Gustav-Lübcke-Museum: Schwarz und Weiß

Schwarz und Weiß gehören seit Jahrhunderten zu den prägenden Gestaltungselementen der Kunst. Sie bilden die Grundlagen der Druckgrafik, werden aber auch bewusst als gestalterische Mittel für kraftvolle, expressive Kompositionen oder minimalistische Konzepte eingesetzt. Das Gustav-Lübcke-Museum in Hamm widmet diesem Thema die Ausstellung „Schwarz & Weiß – Kontraste der Sammlung“. Die Schau bietet vielfältige Einblicke in die bedeutende grafische Sammlung des Hauses.

Städtische Galerie Paderborn: Walther Schwiete

Die Städtische Galerie in der Reithalle Paderborn präsentiert die Einzelausstellung „Eigen ± Sinn“ von Walther Schwiete (*1956). Der in Berlin und Paderborn lebende Bildhauer arbeitet mit Materialien, die man aus Industrie und Alltag kennt: Polyethylen, Holz und Styropor. Aus diesen Werkstoffen fertigt er bildhafte Intarsien, versieht Styroporplatten mit Silberlack und bearbeitet sie mit Ätzungen zu komplexen Oberflächenstrukturen. In seiner Werkgruppe der „Brandings“ nutzt Walther Schwiete Feuer, Rauch und eigens entwickelte Brandstempel, um Motive in Sperrholz einzubrennen.

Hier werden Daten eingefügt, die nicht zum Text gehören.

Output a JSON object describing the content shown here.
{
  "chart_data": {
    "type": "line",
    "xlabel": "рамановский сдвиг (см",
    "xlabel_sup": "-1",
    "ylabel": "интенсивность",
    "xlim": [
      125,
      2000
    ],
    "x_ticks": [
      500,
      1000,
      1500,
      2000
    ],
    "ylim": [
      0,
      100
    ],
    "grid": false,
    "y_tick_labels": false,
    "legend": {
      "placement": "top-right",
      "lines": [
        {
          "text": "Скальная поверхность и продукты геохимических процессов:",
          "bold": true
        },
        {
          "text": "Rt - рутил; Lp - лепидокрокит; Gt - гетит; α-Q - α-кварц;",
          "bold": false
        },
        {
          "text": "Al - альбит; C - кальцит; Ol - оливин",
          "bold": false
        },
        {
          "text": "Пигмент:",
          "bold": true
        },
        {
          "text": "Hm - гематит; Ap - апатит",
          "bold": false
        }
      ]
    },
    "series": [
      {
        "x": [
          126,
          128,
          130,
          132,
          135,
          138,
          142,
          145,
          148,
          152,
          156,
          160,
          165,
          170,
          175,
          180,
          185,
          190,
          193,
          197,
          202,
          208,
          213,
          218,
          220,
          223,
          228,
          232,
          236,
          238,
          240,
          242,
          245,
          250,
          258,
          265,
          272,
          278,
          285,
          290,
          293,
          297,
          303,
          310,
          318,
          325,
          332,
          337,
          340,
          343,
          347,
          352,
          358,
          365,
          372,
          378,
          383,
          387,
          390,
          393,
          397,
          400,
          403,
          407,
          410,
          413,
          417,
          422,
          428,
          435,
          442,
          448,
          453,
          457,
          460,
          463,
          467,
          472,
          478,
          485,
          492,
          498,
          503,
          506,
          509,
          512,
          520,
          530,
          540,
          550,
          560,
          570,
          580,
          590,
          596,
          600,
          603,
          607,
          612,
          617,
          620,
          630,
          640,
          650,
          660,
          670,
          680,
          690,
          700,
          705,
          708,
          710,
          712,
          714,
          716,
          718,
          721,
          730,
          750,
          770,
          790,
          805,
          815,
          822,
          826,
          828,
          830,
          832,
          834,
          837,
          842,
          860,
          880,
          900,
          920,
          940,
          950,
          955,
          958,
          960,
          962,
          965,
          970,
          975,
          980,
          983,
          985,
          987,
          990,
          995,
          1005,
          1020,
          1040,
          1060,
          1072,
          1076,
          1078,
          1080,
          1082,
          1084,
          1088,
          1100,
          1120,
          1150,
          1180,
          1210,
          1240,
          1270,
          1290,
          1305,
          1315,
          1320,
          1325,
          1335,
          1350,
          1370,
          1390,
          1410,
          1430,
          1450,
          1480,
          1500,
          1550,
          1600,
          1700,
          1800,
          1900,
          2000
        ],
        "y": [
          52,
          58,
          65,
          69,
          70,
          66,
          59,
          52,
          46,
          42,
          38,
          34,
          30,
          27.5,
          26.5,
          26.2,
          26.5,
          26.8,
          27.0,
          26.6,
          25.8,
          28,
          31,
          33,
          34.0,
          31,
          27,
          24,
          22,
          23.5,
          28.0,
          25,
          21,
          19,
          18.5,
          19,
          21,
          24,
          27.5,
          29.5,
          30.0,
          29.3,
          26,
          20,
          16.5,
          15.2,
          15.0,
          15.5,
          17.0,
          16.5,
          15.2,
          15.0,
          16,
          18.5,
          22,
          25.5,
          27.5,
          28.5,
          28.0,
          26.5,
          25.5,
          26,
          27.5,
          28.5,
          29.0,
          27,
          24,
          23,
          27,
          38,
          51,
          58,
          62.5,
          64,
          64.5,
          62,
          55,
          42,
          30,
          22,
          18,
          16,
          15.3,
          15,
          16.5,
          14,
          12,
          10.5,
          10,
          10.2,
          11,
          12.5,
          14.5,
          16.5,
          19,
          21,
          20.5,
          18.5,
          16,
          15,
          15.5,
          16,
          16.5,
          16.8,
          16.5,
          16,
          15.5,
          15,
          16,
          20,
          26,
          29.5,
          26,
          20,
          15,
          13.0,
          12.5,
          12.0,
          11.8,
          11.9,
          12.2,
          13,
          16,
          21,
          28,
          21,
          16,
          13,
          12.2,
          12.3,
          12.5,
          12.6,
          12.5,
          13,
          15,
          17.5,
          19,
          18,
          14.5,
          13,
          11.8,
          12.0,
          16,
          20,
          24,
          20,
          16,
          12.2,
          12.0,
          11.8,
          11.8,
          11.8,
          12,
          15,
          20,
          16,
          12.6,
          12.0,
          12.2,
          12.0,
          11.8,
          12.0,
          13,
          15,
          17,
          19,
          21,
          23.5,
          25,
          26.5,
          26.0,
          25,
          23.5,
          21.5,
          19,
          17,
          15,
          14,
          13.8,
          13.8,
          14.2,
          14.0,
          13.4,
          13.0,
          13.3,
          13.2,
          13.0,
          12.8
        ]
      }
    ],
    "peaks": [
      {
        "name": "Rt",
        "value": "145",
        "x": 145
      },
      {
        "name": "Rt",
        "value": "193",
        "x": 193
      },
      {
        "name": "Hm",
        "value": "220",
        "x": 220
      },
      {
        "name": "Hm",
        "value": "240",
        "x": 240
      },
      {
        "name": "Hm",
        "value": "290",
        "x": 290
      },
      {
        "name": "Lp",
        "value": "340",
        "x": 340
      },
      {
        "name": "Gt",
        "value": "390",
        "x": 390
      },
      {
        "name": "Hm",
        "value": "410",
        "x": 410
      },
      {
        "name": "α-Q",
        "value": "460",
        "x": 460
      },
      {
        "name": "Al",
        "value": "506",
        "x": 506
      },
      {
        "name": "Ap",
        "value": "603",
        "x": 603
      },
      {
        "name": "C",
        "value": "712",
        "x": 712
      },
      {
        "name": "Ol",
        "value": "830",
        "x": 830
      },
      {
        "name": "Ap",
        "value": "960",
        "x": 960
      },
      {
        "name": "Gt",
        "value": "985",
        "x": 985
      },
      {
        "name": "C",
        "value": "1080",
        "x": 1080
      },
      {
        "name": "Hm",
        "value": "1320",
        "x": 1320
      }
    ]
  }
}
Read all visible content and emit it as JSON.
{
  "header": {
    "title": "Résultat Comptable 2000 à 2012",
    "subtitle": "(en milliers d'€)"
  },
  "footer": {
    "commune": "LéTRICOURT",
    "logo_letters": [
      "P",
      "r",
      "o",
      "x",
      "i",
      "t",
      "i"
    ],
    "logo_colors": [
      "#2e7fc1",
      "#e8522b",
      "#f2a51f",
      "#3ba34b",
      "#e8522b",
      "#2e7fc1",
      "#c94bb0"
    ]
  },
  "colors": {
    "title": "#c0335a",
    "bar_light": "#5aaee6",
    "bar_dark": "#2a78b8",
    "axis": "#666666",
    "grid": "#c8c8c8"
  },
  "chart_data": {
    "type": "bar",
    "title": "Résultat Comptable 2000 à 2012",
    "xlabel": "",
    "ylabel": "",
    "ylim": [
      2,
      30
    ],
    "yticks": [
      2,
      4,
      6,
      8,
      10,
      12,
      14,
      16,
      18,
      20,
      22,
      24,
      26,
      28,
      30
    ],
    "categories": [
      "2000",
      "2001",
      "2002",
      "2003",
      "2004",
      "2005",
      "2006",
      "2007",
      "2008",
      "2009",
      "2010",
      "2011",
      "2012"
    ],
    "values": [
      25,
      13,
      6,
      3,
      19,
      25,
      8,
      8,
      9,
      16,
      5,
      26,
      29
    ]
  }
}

Kunsthaus Rietberg: Oskar Kurt Döbrich

Der Münsteraner Künstler Oskar Kurt Döbrich (1911–1970), in seinem Freundeskreis kurz OKD genannt, gehört zu jener Generation, deren künstlerische Entwicklung durch den Nationalsozialismus tiefgreifend geprägt wurde. Früh gefördert von seinen Lehrern Leo Burgholz und Josef Wedewer, begann er 1933 ein Kunststudium an der Staatlichen Akademie in Berlin. Dort prägten ihn vor allem die Techniken der Alten Meister und die Zeichner der Romantik – Einflüsse, die sein Werk bis zuletzt durchziehen. In dieser Zeit entstanden Kontakte zu Otto Pankok und Conrad Felixmüller, mit denen ihn ein reger Austausch verband.

Schloss Cappenberg: Konrad Klapheck

Maschinen als Metaphern: Mit seinen „dienenden Maschinen“ – Apparaten ohne erkennbare Funktion – stellte der Düsseldorfer Maler und Grafiker Konrad Klapheck (1935–2023) zentrale Fragen zu Technik, Arbeit und gesellschaftlichen Machtstrukturen. Die Ausstellung „Nicht von Menschenhand“ im Museum Schloss Cappenberg widmet sich diesen Werken, in denen Maschinen symbolisch für kulturelle Rollen und gesellschaftliche Zwänge stehen.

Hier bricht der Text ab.